Politique

L'affaire Sonko divise les Journalistes en deux camps

L'affaire Sonko divise les Journalistes en deux camps

L’affaire Ousmane Sonko, accusé de viol et menace avec arme à feu, remet sur la table la question du traitement médiatique de dossiers brulants d’actualité. Mais une chose est sure cette affaire a divisé les journalistes en deux (2) camps, les pro-Sonko et les anti-Sonko, selon Félix Nzalé.

« Pour éviter que le sensationnel et le parti pris ne priment sur le traitement équitable de l’information utile dans ces cas pareils, pour moi, il y a juste un seul fait : c’est de s’en tenir strictement au fait. C’est d’autant plus vrai que le CORED l’a dénoncé. Je pense qu’il a raison parce que même, si vous voulez, la presse d’aujourd’hui (la «Une» des journaux d’hier, ndlr), c’est-à-dire la sortie du président Abdoulaye Wade, les gens ne se sont pas tenus aux faits. Mais, même dans les titres, c’était beaucoup plus du commentaire qu’autre chose. C’est-à-dire, on a tout fait dire à Wade… Et ça, je crois que c’est assez problématique dans la situation où tout est absolument confus, où personne n’est absolument sûr de rien ; mais on est beaucoup plus dans le sensationnel ou plutôt on veut faire bouger les choses parce que, peut-être, on veut vendre Et ça c’est au détriment de la vraie information et puis c’est aussi contraire à l’éthique et à la déontologie », a déclaré le rédacteur en chef du journal «Lii Quotidien » dans les colonnes de Sud Quotidien.
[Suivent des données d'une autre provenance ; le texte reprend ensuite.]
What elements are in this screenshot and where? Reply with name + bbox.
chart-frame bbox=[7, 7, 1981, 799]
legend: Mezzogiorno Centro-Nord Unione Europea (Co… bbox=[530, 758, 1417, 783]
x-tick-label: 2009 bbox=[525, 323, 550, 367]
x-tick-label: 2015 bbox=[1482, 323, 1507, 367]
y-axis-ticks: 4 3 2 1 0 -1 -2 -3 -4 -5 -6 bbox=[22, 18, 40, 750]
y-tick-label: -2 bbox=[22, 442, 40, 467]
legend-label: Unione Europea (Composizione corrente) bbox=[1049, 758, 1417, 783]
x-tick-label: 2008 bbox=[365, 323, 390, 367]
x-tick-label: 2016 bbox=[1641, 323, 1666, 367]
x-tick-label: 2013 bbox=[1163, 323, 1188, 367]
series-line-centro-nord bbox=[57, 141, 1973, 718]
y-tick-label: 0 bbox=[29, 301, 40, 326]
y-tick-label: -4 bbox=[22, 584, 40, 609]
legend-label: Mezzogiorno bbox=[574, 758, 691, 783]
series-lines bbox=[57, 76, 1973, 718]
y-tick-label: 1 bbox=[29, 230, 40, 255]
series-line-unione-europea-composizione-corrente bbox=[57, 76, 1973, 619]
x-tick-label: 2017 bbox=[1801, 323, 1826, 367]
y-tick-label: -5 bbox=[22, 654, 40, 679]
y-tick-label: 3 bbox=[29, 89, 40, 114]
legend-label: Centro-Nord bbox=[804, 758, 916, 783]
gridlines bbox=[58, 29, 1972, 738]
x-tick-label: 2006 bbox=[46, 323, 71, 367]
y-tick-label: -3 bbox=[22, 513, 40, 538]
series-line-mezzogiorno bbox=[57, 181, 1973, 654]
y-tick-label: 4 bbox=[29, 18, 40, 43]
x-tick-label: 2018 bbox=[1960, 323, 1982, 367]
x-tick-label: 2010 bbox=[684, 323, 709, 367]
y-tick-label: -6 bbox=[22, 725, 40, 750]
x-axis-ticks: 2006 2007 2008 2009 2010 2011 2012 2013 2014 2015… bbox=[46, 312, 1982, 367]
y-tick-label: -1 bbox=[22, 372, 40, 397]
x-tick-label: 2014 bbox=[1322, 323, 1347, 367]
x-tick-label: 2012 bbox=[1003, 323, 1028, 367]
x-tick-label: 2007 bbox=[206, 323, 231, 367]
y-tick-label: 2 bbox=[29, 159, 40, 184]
Félix Nzalé de continuer : « Donc, je crois que le CORED a tout à fait raison de tirer (la sonnette d’alarme). Pour éviter de tomber flagrant dans la manipulation et la propagande d’une partie ou d’une autre, à mon avis, il faut toujours prendre les informations qui nous viennent avec circonspection. C’est-à-dire, déjà en priorité, l’attitude première c’est d’abord de douter de l’information. Le doute est le premier critère d’une bonne information. Douter et ensuite essayer de diversifier les sources pour faire naître l’information dans tous ses contours. Je pense que si on fait ce travail de recoupement qui est nécessaire, on peut effectivement éviter la manipulation parce qu’hier (avant-hier dimanche, ndlr), quand le communiqué de Wade (ancien président Abdoulaye Wade, SG du PDS, ndlr) était sorti, il y a des gens qui appelaient pour dire que c’était un faux communiqué etc. Mais, il s’est avéré que le communiqué était bien du PDS (Parti démocratique sénégalais) et que c’est le porte-parole adjoint même du PDS qui l’a envoyé. Maintenant, qui avait intérêt à ce que le communiqué ne sorte pas ? Tout ça, c’est des choses que le journalisme doit avoir à l’esprit. Donc, je pense que tout cet amalgame, cette confusion et tout ça, c’est volontairement entretenu par des journalistes parce qu’ils sont divisés pratiquement en deux camps : les pro-Sonko et les anti-Sonko », révèle notre confrère.

Et toujours selon lui, « Quand on est pro-Sonko, les gens ont tendance à défendre trop Sonko. Et, quand on est contre, on cherche pratiquement des arguments qui jouent à sa défaveur. Et là on est beaucoup plus dans l’idéologie. On n’est plus dans le journalisme soucieux de l’éthique, de la déontologie, du recoupement, etc. On est systématiquement contre. Les manipulations, elles viennent de parts et d’autres.»